Providing for children in your Will
Most parents tell us that ideally they would like to leave their estate to be shared equally among their children.
However, there are often circumstances when such a straightforward share may not be possible. For example:
- One of the children has greater immediate needs than the others: that child may not have a steady income or anywhere to live.
- There may be concerns about a child’s financial irresponsibility or marital status and so any share may be at risk of being claimed by their creditors or spouse.
- If the parents own a business, they may not want the business to be sold in the event of their death.
In such circumstances, you may consider incorporating a discretionary trust in your will. This allows you to make provision for a group of beneficiaries and for distributions to be made from the trust to any of these beneficiaries after your death. The group of beneficiaries need not be limited to children, it may include a spouse or civil partner, or other family members.
How does a discretionary will trust work?
A discretionary will trust is administered by trustees named in the will (usually, but not necessarily, the executors). The trustees will usually be a spouse, children, friends or a solicitor.
The trustees are granted a range of powers including the power to make advancements of capital or income to beneficiaries. They will be responsible for determining which of the beneficiaries benefit from the trust and how much (if anything) they should receive, and when.
Letter of wishes
You will be advised to prepare a letter of wishes addressed to the trustees. Such a letter is not legally binding (unlike a will) but it can be used to explain why the trust was set up and give the trustees guidance about how you would like them to use their powers and distribute the trust assets.
The trustees may then make decisions such as whether a beneficiary’s living costs or university fees should be paid directly as opposed to giving that beneficiary a lump sum of money. The trustees’ discretion will enable them to may make extra payments to beneficiaries in particular need or to withhold payments from a beneficiary who is going through a divorce or threatened with bankruptcy.
Tax considerations
The trustees are responsible for paying any tax due in relation to the trust.

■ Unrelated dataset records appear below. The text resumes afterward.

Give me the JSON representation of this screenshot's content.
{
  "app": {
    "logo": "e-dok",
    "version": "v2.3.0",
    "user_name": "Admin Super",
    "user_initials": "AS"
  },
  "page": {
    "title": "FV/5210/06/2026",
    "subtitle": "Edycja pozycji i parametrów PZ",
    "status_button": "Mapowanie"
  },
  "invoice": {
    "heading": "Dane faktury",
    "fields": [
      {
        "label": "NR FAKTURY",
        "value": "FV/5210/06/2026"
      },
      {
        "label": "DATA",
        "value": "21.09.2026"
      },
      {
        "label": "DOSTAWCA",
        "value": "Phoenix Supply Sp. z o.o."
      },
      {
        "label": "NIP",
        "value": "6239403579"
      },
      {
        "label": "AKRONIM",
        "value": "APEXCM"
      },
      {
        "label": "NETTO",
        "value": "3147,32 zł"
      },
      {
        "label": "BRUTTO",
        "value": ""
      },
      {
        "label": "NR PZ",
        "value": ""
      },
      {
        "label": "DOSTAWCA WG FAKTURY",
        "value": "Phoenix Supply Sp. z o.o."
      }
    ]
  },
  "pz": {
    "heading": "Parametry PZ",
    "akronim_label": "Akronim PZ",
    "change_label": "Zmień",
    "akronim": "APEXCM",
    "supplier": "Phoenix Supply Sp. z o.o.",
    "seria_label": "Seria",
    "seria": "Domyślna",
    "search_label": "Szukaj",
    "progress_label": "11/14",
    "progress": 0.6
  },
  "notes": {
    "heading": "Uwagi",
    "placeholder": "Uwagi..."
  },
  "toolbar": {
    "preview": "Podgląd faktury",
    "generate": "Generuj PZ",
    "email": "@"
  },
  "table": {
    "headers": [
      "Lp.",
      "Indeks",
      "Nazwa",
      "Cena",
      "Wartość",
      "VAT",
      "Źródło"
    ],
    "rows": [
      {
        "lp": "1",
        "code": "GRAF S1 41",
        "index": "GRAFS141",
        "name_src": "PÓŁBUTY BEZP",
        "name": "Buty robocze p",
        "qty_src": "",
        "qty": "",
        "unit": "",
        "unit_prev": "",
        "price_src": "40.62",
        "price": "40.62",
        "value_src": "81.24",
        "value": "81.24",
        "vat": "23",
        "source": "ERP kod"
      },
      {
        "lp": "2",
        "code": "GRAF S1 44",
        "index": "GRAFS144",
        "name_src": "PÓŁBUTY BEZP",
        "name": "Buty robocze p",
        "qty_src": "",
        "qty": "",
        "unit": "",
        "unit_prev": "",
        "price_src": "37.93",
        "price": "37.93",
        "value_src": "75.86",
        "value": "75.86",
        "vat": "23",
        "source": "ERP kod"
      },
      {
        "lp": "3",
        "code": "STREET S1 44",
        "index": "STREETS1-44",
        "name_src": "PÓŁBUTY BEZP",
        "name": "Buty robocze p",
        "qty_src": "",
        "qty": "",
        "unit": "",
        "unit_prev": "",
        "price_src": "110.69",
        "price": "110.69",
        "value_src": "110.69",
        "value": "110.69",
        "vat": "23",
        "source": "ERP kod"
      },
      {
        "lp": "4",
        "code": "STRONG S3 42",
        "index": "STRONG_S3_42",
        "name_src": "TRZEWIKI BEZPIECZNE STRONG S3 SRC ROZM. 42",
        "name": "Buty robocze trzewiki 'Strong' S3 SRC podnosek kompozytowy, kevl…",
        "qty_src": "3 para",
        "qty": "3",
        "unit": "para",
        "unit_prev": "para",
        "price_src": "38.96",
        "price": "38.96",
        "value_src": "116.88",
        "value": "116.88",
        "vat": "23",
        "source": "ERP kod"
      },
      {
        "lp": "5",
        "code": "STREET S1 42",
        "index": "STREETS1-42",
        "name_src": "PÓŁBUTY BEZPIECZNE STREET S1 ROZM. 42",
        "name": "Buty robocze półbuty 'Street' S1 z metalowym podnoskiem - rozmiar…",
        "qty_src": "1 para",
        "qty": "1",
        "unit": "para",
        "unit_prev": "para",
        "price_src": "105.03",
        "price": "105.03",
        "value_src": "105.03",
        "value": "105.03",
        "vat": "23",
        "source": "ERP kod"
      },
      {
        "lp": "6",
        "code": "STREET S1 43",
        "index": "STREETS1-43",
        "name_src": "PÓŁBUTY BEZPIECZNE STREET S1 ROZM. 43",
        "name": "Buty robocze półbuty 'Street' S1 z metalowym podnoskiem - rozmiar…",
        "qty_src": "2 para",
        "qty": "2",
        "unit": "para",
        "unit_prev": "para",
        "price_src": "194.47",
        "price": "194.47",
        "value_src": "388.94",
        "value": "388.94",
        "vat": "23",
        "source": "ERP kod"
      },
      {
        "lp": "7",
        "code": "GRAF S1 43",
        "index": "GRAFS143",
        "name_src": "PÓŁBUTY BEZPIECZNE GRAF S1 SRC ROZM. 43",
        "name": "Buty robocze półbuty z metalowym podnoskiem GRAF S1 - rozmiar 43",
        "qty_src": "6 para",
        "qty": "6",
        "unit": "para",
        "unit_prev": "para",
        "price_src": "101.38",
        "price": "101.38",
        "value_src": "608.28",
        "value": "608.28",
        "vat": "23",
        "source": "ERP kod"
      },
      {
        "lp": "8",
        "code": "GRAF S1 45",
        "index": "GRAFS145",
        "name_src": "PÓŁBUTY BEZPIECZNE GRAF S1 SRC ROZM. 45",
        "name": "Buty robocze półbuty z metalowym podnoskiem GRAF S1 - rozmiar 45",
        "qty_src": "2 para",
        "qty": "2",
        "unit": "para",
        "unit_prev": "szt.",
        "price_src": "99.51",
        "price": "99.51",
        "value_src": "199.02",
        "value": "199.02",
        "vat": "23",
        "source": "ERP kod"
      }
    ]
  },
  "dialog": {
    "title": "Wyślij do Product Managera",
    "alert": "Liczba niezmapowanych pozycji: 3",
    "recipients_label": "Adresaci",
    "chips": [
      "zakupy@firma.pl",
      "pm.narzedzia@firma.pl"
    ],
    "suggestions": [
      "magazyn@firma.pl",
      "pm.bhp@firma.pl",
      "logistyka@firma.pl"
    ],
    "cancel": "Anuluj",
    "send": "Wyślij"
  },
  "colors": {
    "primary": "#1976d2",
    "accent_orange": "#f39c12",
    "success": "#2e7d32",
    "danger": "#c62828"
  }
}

Inheritance tax: if the value of the trust is more than the inheritance tax nil rate band (currently £325,000) there may be a charge to inheritance tax when capital is paid out of the trust to a beneficiary and on every 10 year anniversary after the testator’s death.
Income tax: tax at the higher rate tax of 45% will be payable on trust income over £1,000 (38.5% for dividend-type income). Some beneficiaries will be able to reclaim the tax paid.
Capital Gains Tax: subject to certain reliefs this will be payable at 28% if the total taxable gain is above the annual tax free allowance for trusts of £5,500.
There are administration costs associated with running a trust as the trustees will have to ensure that any investments are properly managed, that an annual tax return is filed in respect of any income producing assets and that any properties owned by the trust are maintained.
Discretionary Will Trusts can be a useful way to achieve a balance of flexibility and control when considering how best to provide for family and dependants in the light of changing circumstances.